A lot of agents will disappear, unable to comply with federal wage laws. According to NAR, in 2019 the median income for Realtors last year was $49,700. So at least half the current Realtors wouldn’t earn enough to comply with federal employment laws, and would either have to quit, or work illegally.
The remaining agents will find their jobs to be much more “corporate.” They will no longer be able to work on their own terms as they have in the past. They could be required to attend any training programs mandated by their broker. Likewise, they could be forced to go to staff meetings or any other broker-mandated events, and may be subjected to increased supervision. Brokers could control the way agents deal with clients, and incentivize client ratings. Brokers could also establish quotas and tie bonus pay to production and customer reviews.
Part-time employees who have their real estate agent licenses could be hired and paid hourly to perform specific duties such as open houses, buyer showings and prospecting for leads. Other jobs could be outsourced to virtual assistants and companies brokers can hire on a business to business basis.
The PRO act will also affect brokers tremendously. Gone will be agencies depending on desk fees or high-agent counts for revenue. Instead, solo-practitioner brokerages and “teams” will spring up as agents try to keep their independence and run their own businesses.
Zooming out to a broader view, the sudden disappearance of so many agents who quit the business will affect national, state and local associations.

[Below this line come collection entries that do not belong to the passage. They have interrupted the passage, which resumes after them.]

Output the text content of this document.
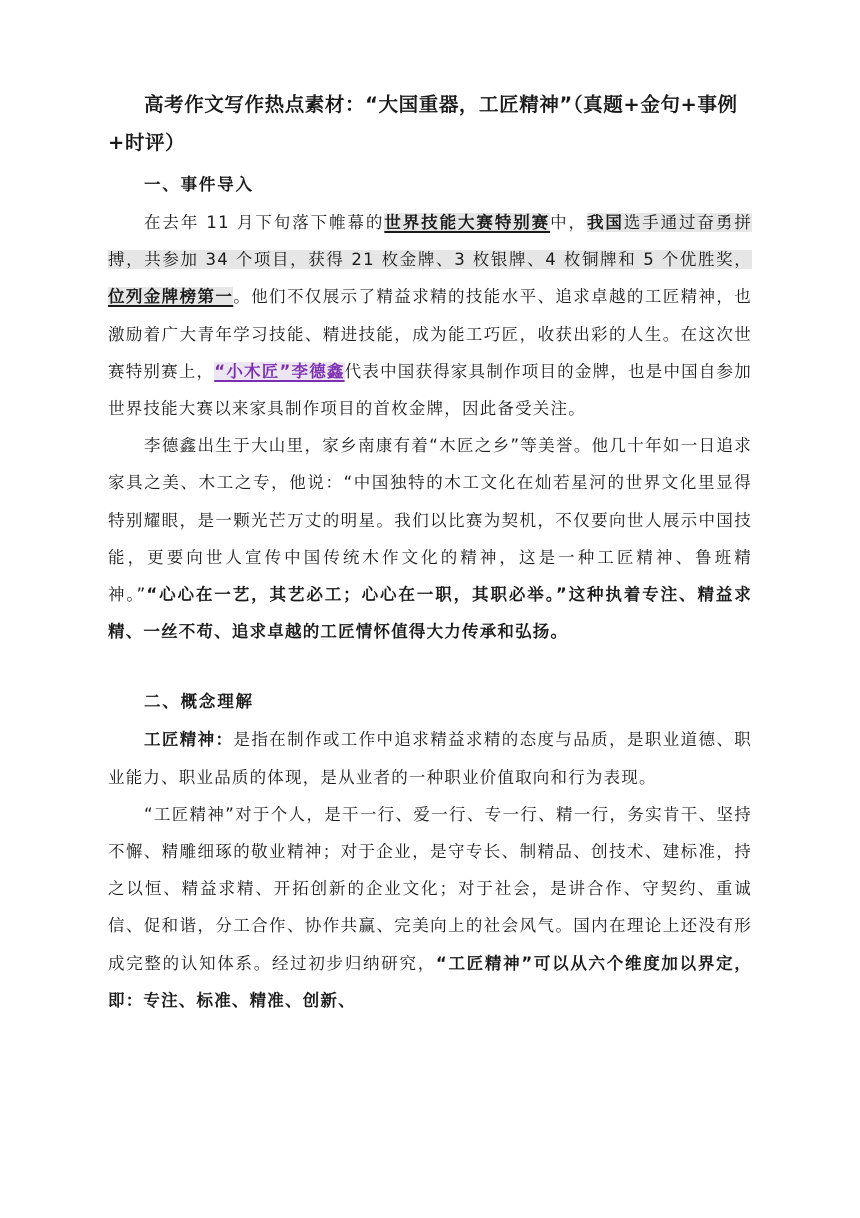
高考作文写作热点素材：“大国重器，工匠精神”（真题+金句+事例+时评）
一、事件导入

在去年 11 月下旬落下帷幕的世界技能大赛特别赛中，我国选手通过奋勇拼搏，共参加 34 个项目，获得 21 枚金牌、3 枚银牌、4 枚铜牌和 5 个优胜奖，位列金牌榜第一。他们不仅展示了精益求精的技能水平、追求卓越的工匠精神，也激励着广大青年学习技能、精进技能，成为能工巧匠，收获出彩的人生。在这次世赛特别赛上，“小木匠”李德鑫代表中国获得家具制作项目的金牌，也是中国自参加世界技能大赛以来家具制作项目的首枚金牌，因此备受关注。

李德鑫出生于大山里，家乡南康有着“木匠之乡”等美誉。他几十年如一日追求家具之美、木工之专，他说：“中国独特的木工文化在灿若星河的世界文化里显得特别耀眼，是一颗光芒万丈的明星。我们以比赛为契机，不仅要向世人展示中国技能，更要向世人宣传中国传统木作文化的精神，这是一种工匠精神、鲁班精神。”“心心在一艺，其艺必工；心心在一职，其职必举。”这种执着专注、精益求精、一丝不苟、追求卓越的工匠情怀值得大力传承和弘扬。

二、概念理解

工匠精神：是指在制作或工作中追求精益求精的态度与品质，是职业道德、职业能力、职业品质的体现，是从业者的一种职业价值取向和行为表现。

“工匠精神”对于个人，是干一行、爱一行、专一行、精一行，务实肯干、坚持不懈、精雕细琢的敬业精神；对于企业，是守专长、制精品、创技术、建标准，持之以恒、精益求精、开拓创新的企业文化；对于社会，是讲合作、守契约、重诚信、促和谐，分工合作、协作共赢、完美向上的社会风气。国内在理论上还没有形成完整的认知体系。经过初步归纳研究，“工匠精神”可以从六个维度加以界定，即：专注、标准、精准、创新、
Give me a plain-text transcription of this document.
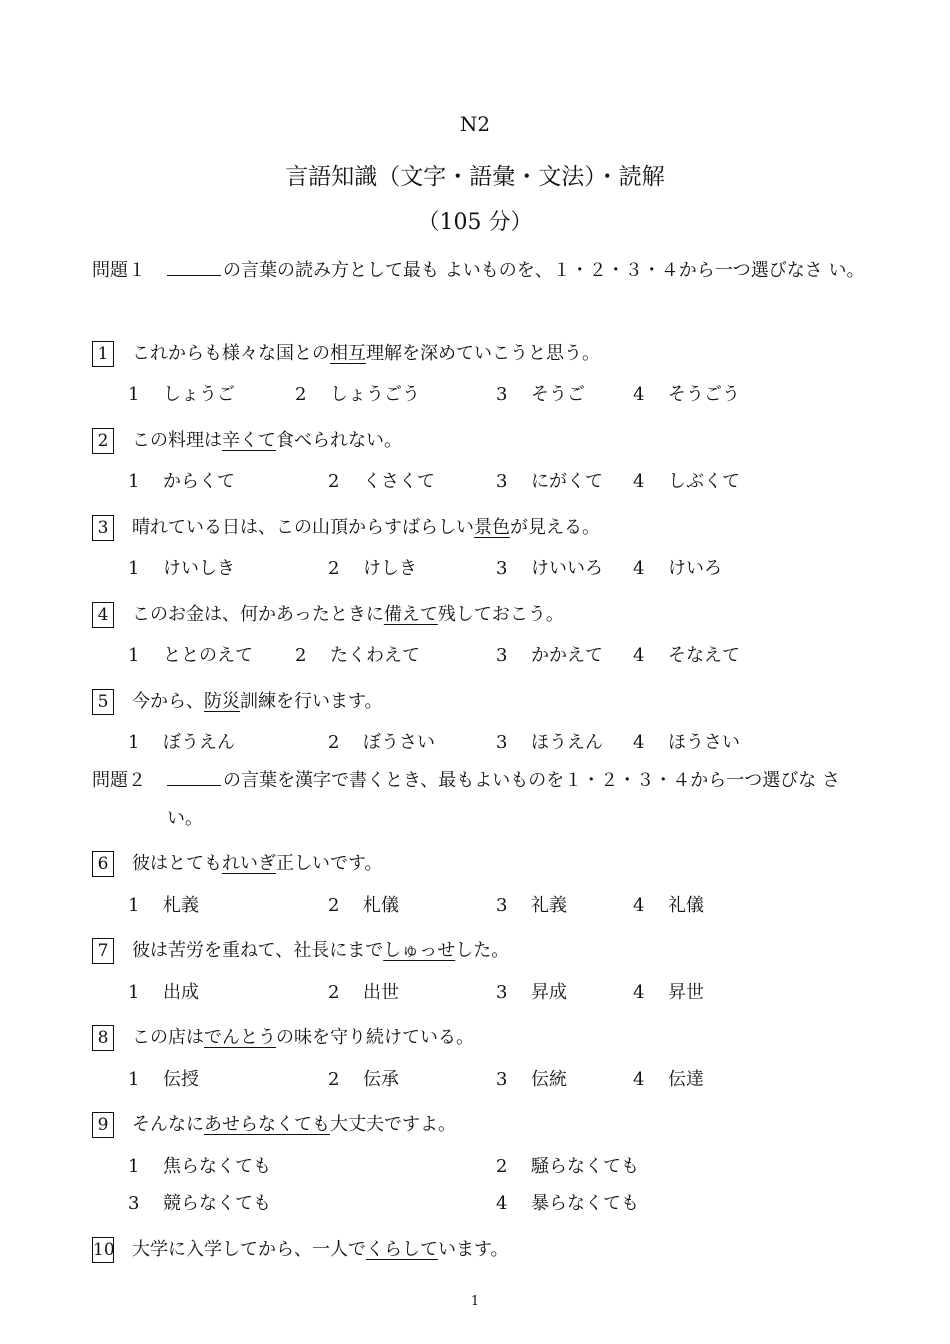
N2
言語知識（文字・語彙・文法）・読解
（105 分）
問題１	の言葉の読み方として最も よいものを、１・２・３・４から一つ選びなさ い。
1	これからも様々な国との相互理解を深めていこうと思う。
1 しょうご	2 しょうごう	3 そうご	4 そうごう
2	この料理は辛くて食べられない。
1 からくて	2 くさくて	3 にがくて 4 しぶくて
3	晴れている日は、この山頂からすばらしい景色が見える。
1 けいしき	2 けしき	3 けいいろ 4 けいろ
4	このお金は、何かあったときに備えて残しておこう。
1 ととのえて 2 たくわえて	3 かかえて 4 そなえて
5	今から、防災訓練を行います。
1 ぼうえん	2 ぼうさい	3 ほうえん 4 ほうさい
問題２	の言葉を漢字で書くとき、最もよいものを１・２・３・４から一つ選びな さい。
6	彼はとてもれいぎ正しいです。
1 札義	2 札儀	3 礼義	4 礼儀
7	彼は苦労を重ねて、社長にまでしゅっせした。
1 出成	2 出世	3 昇成	4 昇世
8	この店はでんとうの味を守り続けている。
1 伝授	2 伝承	3 伝統	4 伝達
9	そんなにあせらなくても大丈夫ですよ。
1 焦らなくても	2 騒らなくても
3 競らなくても	4 暴らなくても
10 大学に入学してから、一人でくらしています。
1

Multiple Listing Services will either be put out of business or be forced to merge into regional groups to survive. The remaining agents will have to pay higher membership dues, but find fewer resources.
Real estate portals and industry vendors will feel the drop in their income commensurate with the decline in agents. Some will go out of business, affecting systems and the products agents relied on in the past.
Sounds like fun, doesn’t it? The PRO act will pass if Democrats can persuade ten Republican Senators to override any filibuster of the bill. Industry experts put the odds of it passing in the Senate at about 60-40.
See you in 2023.
This article was previously published at GlobalPropertySystems.com.